The attorneys in Berman DeValerio's Securities Arbitration Practice represent investors who sustain losses due to the improper dealings of stockbrokers and brokerage firms. Such disputes are typically subject to arbitration provisions in client account agreements and cannot be filed in court.
Arbitration is a formal dispute resolution process in which the investor filing and the broker defending the claim select neutral "arbitrators" to hear the parties' arguments, review evidence and render a decision. Arbitrations generally have their own procedural rules, which can vary dramatically from court rules. For example, the parties in arbitration are restricted in their ability to discover evidence, and the grounds for appeal are very limited. Further, arbitrators do not always stringently follow the rules of evidence. Arbitration does, however, afford parties a greater measure of privacy, as the proceedings are not open to the public. The largest forum to help investors resolve disputes with their stockbrokers is operated by the Financial Industry Regulatory Authority, or FINRA.

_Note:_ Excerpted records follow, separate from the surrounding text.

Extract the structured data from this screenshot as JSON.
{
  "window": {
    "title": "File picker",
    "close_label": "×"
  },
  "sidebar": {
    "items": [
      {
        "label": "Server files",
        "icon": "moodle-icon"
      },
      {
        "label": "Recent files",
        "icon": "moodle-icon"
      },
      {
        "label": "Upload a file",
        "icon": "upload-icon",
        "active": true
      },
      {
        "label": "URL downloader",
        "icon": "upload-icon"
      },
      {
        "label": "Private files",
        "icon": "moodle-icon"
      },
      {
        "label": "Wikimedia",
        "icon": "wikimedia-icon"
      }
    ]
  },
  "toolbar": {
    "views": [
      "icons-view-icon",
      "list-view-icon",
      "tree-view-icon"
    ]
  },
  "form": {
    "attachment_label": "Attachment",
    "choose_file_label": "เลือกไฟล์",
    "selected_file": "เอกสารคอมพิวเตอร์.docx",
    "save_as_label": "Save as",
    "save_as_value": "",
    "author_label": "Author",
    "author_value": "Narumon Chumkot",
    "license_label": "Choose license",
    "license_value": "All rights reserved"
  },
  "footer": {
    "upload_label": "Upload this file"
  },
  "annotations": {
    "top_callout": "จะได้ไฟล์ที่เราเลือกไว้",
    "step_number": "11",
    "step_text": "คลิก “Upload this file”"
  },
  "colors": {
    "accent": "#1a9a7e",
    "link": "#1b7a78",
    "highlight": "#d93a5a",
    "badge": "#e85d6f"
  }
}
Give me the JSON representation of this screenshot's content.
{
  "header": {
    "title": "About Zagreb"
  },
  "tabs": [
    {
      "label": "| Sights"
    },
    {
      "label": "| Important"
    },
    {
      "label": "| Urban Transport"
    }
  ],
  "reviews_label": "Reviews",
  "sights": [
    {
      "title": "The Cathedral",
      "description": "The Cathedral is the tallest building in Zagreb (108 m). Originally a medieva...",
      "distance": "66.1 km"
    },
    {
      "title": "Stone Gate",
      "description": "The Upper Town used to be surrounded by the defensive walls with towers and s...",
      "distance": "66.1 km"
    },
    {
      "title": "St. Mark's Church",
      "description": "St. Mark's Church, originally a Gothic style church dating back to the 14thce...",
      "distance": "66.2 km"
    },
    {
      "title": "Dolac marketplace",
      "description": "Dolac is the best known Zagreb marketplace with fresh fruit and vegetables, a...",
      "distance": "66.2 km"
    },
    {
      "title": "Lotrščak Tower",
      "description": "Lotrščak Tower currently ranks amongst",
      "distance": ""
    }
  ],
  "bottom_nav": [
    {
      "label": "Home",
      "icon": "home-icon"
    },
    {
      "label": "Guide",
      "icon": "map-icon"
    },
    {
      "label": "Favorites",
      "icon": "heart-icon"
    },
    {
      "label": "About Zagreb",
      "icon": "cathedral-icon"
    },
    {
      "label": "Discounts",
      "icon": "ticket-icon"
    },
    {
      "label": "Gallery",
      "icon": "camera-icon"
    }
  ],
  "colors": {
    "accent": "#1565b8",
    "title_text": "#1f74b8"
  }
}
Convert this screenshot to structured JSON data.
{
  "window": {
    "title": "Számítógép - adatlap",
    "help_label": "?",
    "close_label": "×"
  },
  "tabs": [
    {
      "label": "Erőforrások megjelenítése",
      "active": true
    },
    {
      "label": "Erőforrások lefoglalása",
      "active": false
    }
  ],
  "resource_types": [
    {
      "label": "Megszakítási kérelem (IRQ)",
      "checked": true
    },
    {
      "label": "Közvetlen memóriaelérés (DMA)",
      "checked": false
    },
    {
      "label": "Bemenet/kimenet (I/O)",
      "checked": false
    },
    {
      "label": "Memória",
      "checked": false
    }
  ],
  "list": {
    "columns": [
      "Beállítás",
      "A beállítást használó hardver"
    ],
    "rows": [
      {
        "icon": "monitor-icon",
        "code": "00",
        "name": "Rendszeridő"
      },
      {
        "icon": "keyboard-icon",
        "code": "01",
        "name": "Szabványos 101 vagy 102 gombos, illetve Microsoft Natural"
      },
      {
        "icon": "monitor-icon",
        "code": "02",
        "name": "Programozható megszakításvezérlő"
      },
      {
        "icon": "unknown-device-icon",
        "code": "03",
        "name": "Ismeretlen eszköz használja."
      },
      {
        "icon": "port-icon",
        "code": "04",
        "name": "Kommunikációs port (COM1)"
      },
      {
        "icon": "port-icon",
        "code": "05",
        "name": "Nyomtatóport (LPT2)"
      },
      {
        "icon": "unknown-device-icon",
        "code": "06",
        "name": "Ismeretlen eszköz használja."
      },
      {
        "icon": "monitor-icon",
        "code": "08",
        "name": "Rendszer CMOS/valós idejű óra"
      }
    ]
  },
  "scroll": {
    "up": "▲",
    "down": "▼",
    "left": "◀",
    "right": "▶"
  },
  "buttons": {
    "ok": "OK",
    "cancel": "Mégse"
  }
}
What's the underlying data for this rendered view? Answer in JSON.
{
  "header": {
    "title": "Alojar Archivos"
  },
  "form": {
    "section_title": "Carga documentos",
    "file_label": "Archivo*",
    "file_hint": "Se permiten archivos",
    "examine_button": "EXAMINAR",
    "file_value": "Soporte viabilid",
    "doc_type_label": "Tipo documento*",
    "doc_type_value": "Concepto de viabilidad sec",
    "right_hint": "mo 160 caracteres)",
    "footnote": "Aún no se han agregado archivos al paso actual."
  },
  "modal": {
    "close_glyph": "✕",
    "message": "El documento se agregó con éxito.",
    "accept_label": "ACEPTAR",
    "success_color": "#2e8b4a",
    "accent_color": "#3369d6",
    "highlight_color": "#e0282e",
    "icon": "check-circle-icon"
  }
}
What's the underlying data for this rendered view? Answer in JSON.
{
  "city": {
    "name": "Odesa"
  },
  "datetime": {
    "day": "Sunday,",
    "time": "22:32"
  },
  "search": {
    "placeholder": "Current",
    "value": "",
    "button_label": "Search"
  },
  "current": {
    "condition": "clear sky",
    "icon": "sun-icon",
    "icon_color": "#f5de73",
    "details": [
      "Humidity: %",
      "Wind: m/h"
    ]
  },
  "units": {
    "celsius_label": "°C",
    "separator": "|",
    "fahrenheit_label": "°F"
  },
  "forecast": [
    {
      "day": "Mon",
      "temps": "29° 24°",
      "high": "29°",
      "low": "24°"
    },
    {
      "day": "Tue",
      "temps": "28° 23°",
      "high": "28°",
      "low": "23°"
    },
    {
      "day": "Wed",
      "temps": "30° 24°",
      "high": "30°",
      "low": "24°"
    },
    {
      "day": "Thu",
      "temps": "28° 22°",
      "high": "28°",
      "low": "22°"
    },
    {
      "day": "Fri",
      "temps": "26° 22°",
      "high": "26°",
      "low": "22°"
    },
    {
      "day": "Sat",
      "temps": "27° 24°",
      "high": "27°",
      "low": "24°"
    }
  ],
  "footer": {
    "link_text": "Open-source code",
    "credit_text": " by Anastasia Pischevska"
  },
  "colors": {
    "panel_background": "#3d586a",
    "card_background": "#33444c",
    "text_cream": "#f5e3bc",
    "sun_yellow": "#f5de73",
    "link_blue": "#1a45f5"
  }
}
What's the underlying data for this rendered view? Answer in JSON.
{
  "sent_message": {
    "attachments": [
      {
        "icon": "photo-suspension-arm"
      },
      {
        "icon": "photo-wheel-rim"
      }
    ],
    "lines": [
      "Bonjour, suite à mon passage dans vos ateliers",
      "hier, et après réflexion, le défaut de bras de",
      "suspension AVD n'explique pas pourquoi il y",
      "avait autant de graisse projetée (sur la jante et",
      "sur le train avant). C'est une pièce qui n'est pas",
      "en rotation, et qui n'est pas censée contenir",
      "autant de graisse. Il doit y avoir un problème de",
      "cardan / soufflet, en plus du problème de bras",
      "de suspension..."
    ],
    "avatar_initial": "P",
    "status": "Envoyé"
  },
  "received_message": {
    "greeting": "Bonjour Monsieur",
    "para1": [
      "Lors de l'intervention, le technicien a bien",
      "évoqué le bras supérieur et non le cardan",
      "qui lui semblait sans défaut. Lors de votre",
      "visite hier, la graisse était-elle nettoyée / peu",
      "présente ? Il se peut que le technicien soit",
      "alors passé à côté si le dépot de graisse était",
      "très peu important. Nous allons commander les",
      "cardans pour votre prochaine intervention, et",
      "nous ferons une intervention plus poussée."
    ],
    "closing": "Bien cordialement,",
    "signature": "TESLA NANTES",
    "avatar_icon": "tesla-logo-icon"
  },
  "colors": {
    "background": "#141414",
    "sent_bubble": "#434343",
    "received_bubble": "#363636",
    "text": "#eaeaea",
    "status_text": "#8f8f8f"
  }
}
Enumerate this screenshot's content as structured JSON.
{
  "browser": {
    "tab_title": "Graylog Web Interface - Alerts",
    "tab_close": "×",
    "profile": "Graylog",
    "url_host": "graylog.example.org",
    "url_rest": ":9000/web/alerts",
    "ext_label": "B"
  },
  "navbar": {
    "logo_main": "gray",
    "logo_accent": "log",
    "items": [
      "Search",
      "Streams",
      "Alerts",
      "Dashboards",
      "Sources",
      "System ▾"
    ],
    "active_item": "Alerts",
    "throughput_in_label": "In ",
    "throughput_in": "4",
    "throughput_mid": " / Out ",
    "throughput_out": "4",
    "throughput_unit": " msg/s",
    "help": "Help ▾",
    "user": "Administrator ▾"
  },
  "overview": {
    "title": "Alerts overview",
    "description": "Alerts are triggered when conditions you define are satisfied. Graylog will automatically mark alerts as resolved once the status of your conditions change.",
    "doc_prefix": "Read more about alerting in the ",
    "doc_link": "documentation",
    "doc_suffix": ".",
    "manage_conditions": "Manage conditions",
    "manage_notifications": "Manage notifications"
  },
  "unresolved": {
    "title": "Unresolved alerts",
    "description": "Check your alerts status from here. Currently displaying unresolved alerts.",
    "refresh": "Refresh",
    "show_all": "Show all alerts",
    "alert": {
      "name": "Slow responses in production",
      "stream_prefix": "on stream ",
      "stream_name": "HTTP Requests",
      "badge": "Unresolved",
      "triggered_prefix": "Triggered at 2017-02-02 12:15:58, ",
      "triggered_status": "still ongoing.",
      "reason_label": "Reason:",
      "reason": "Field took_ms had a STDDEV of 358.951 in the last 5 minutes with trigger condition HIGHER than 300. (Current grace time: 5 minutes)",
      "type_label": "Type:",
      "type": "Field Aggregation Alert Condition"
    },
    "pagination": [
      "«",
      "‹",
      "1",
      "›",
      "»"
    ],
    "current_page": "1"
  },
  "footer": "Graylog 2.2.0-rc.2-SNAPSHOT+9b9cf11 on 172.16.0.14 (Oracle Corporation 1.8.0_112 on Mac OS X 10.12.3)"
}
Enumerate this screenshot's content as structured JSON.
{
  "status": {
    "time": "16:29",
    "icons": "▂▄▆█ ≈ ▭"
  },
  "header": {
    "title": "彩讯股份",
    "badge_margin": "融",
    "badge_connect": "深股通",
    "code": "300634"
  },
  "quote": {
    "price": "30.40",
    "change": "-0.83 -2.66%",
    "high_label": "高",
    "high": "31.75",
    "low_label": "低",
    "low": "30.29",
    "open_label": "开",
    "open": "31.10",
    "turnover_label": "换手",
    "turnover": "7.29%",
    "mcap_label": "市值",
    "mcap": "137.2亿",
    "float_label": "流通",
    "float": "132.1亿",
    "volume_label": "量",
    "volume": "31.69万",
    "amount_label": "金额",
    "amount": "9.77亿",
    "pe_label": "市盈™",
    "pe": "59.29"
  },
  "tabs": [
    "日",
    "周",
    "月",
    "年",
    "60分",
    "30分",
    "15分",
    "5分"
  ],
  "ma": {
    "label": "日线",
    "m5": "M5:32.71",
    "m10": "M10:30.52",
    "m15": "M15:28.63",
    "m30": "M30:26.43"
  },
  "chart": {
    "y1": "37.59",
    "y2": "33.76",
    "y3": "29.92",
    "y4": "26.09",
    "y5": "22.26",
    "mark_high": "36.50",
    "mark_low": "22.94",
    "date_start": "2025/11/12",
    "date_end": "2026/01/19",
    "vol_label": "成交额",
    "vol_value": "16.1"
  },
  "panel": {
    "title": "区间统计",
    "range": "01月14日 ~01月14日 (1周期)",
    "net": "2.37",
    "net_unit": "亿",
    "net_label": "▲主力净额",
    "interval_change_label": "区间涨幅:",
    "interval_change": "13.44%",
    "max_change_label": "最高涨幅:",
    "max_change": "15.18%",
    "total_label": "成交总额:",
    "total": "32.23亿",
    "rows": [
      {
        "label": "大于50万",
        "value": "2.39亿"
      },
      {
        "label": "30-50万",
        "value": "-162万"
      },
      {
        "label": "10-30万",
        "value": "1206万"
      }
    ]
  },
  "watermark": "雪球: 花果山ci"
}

Attorneys at Berman DeValerio have experience representing parties in customer matters before FINRA, including in the following areas:
- Breach of Fiduciary Duty
- Excessive Trading or "Churning"
- Failure to Supervise
- Hedge Funds
- Misrepresentations & Omissions
- Over-Concentration / Failure to Diversify
- Oil & Gas LPs
- Ponzi Schemes
- Private Placements
- Real Estate Investment Trusts (or REITs)
- Selling Away
- Structured Products
- Tenants-In-Common 1031 Exchange (or TICs)
- Unauthorized Trading
- Unregistered Sales
These claims often involve fraud, violations of state and federal securities laws, or conduct that runs contrary to industry standards.